This briefing document analyzes the logic puzzle "Cheryl's Birthday," its sequel, and a related variant. The document explores the origins of the puzzle, presents the puzzle statement and solution, examines a common incorrect solution, and discusses subsequent iterations of the puzzle.

Origins

"Cheryl's Birthday" is a knowledge puzzle that gained widespread attention in 2015 after being posted online by Singaporean television personality Kenneth Kong. The puzzle, authored by Dr. Joseph Yeo Boon Wooi, was initially part of the 2015 Singapore and Asian Schools Math Olympiad (SASMO), intended for high-performing 14-year-old students.

The Puzzle

The puzzle presents a scenario where a girl named Cheryl provides her new friends, Albert and Bernard, with clues to determine her birthday from a list of ten possible dates:

• May 15, May 16, May 19
• June 17, June 18
• July 14, July 16
• August 14, August 15, August 17

Cheryl tells Albert only the month of her birthday and Bernard only the day. The following conversation then takes place:

• Albert: I don't know when Cheryl's birthday is, but I know that Bernard doesn't know too.
• Bernard: At first I didn't know when Cheryl's birthday is, but I know now.
• Albert: Then I also know when Cheryl's birthday is.

The puzzle asks for Cheryl's birthday.

Solution

The solution is July 16th, derived through a process of elimination and deductive reasoning:

1. Albert's Statement: Albert's statement indicates that he received either July or August, as these months contain multiple possible dates, preventing Bernard from immediately knowing the birthday.
2. Bernard's Statement: Bernard then deduces that Albert must have either July or August. Since Bernard now knows the birthday, he must have been given the day 15, 16, or 17, as these days only appear in one of the possible months.
3. Albert's Deduction: With this new information, Albert can determine the birthday. If Albert had August, he would still be unsure. Therefore, Albert must have July, and the only remaining date in July is the 16th.

Incorrect Solution

A common incorrect solution is August 17th. This arises from neglecting the crucial information conveyed in the latter part of Albert's first statement: "I know that Bernard doesn't know too." This implies that Albert received a month that does not contain unique days like 18 or 19, leading Bernard to eliminate May and June and arrive at a unique date.

Sequels and Variants

Following the viral success of "Cheryl's Birthday," sequels and variations emerged. One sequel, "Cheryl's Age," introduces the ages of Cheryl's two younger brothers and involves deducing Cheryl's age based on the product and sum of their ages.

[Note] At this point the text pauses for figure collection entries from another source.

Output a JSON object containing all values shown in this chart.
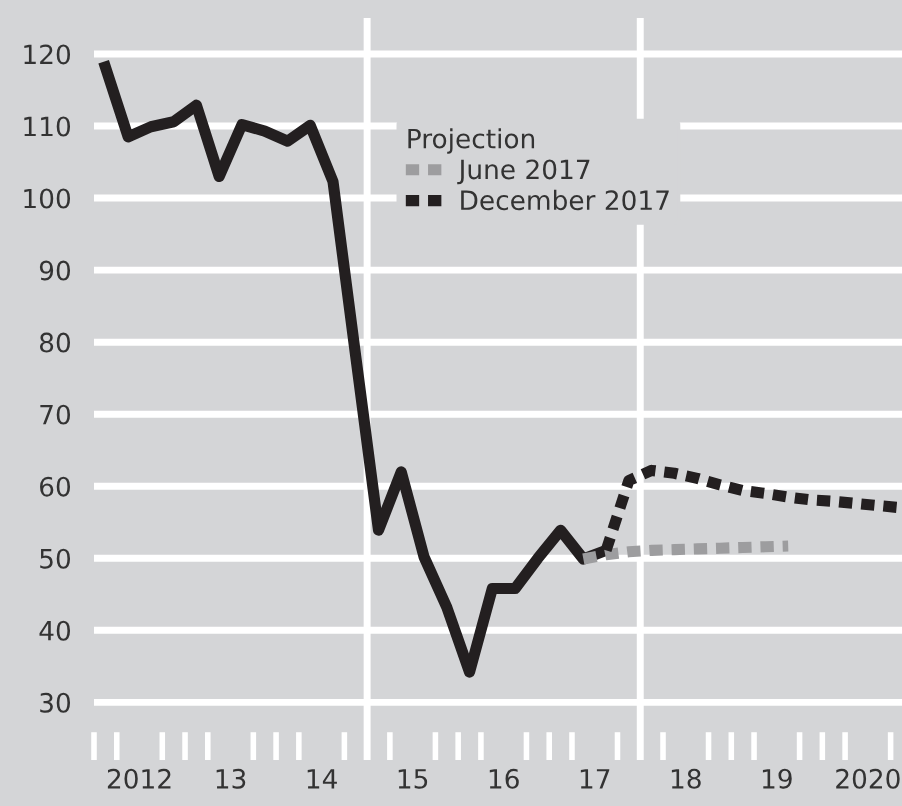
{
  "chart_data": {
    "type": "line",
    "legend_title": "Projection",
    "series": [
      {
        "color": "#231f20",
        "line_style": "solid",
        "x": [
          2011.625,
          2011.875,
          2012.125,
          2012.375,
          2012.625,
          2012.875,
          2013.125,
          2013.375,
          2013.625,
          2013.875,
          2014.125,
          2014.375,
          2014.625,
          2014.875,
          2015.125,
          2015.375,
          2015.625,
          2015.875,
          2016.125,
          2016.375,
          2016.625,
          2016.875,
          2017.125
        ],
        "values": [
          118.2,
          108.5,
          109.9,
          110.6,
          112.9,
          103,
          110.2,
          109.3,
          107.9,
          110.1,
          102.3,
          78,
          53.9,
          62,
          50.2,
          43.2,
          34.2,
          45.8,
          45.8,
          50,
          53.9,
          49.9,
          51.1
        ]
      },
      {
        "name": "June 2017",
        "color": "#9d9d9f",
        "line_style": "dotted",
        "x": [
          2016.875,
          2017.125,
          2017.375,
          2017.625,
          2017.875,
          2018.125,
          2018.375,
          2018.625,
          2018.875,
          2019.125
        ],
        "values": [
          49.9,
          50.5,
          50.9,
          51.1,
          51.2,
          51.3,
          51.4,
          51.5,
          51.6,
          51.7
        ]
      },
      {
        "name": "December 2017",
        "color": "#231f20",
        "line_style": "dotted",
        "x": [
          2017.125,
          2017.375,
          2017.625,
          2017.875,
          2018.125,
          2018.375,
          2018.625,
          2018.875,
          2019.125,
          2019.375,
          2019.625,
          2019.875,
          2020.125,
          2020.375
        ],
        "values": [
          51.1,
          60.8,
          62.2,
          61.8,
          61.1,
          60.2,
          59.4,
          59,
          58.5,
          58.1,
          57.9,
          57.6,
          57.3,
          57
        ]
      }
    ],
    "xlim": [
      2011.5,
      2020.375
    ],
    "xticks": [
      {
        "value": 2011.5,
        "label": null
      },
      {
        "value": 2011.75,
        "label": null
      },
      2012,
      {
        "value": 2012.25,
        "label": null
      },
      {
        "value": 2012.5,
        "label": null
      },
      {
        "value": 2012.75,
        "label": null
      },
      {
        "value": 2013,
        "label": "13"
      },
      {
        "value": 2013.25,
        "label": null
      },
      {
        "value": 2013.5,
        "label": null
      },
      {
        "value": 2013.75,
        "label": null
      },
      {
        "value": 2014,
        "label": "14"
      },
      {
        "value": 2014.25,
        "label": null
      },
      {
        "value": 2014.5,
        "label": null
      },
      {
        "value": 2014.75,
        "label": null
      },
      {
        "value": 2015,
        "label": "15"
      },
      {
        "value": 2015.25,
        "label": null
      },
      {
        "value": 2015.5,
        "label": null
      },
      {
        "value": 2015.75,
        "label": null
      },
      {
        "value": 2016,
        "label": "16"
      },
      {
        "value": 2016.25,
        "label": null
      },
      {
        "value": 2016.5,
        "label": null
      },
      {
        "value": 2016.75,
        "label": null
      },
      {
        "value": 2017,
        "label": "17"
      },
      {
        "value": 2017.25,
        "label": null
      },
      {
        "value": 2017.5,
        "label": null
      },
      {
        "value": 2017.75,
        "label": null
      },
      {
        "value": 2018,
        "label": "18"
      },
      {
        "value": 2018.25,
        "label": null
      },
      {
        "value": 2018.5,
        "label": null
      },
      {
        "value": 2018.75,
        "label": null
      },
      {
        "value": 2019,
        "label": "19"
      },
      {
        "value": 2019.25,
        "label": null
      },
      {
        "value": 2019.5,
        "label": null
      },
      {
        "value": 2019.75,
        "label": null
      },
      2020,
      {
        "value": 2020.25,
        "label": null
      }
    ],
    "ylim": [
      22,
      125
    ],
    "yticks": [
      30,
      40,
      50,
      60,
      70,
      80,
      90,
      100,
      110,
      120
    ],
    "grid": "y",
    "ref_lines": [
      {
        "axis": "x",
        "value": 2014.5,
        "color": "#ffffff"
      },
      {
        "axis": "x",
        "value": 2017.5,
        "color": "#ffffff"
      }
    ],
    "legend": "top",
    "marker": "none"
  }
}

Another iteration, "Denise's Revenge," involves a new character, Denise, and expands the list of possible birthdays to twenty dates, each with a month, day, and year. The puzzle follows a similar structure of logical deduction based on the characters' statements.

Conclusion

"Cheryl's Birthday" exemplifies the power of logical deduction and careful consideration of seemingly insignificant information within a puzzle. The puzzle and its variants showcase how seemingly simple premises can lead to complex and engaging challenges.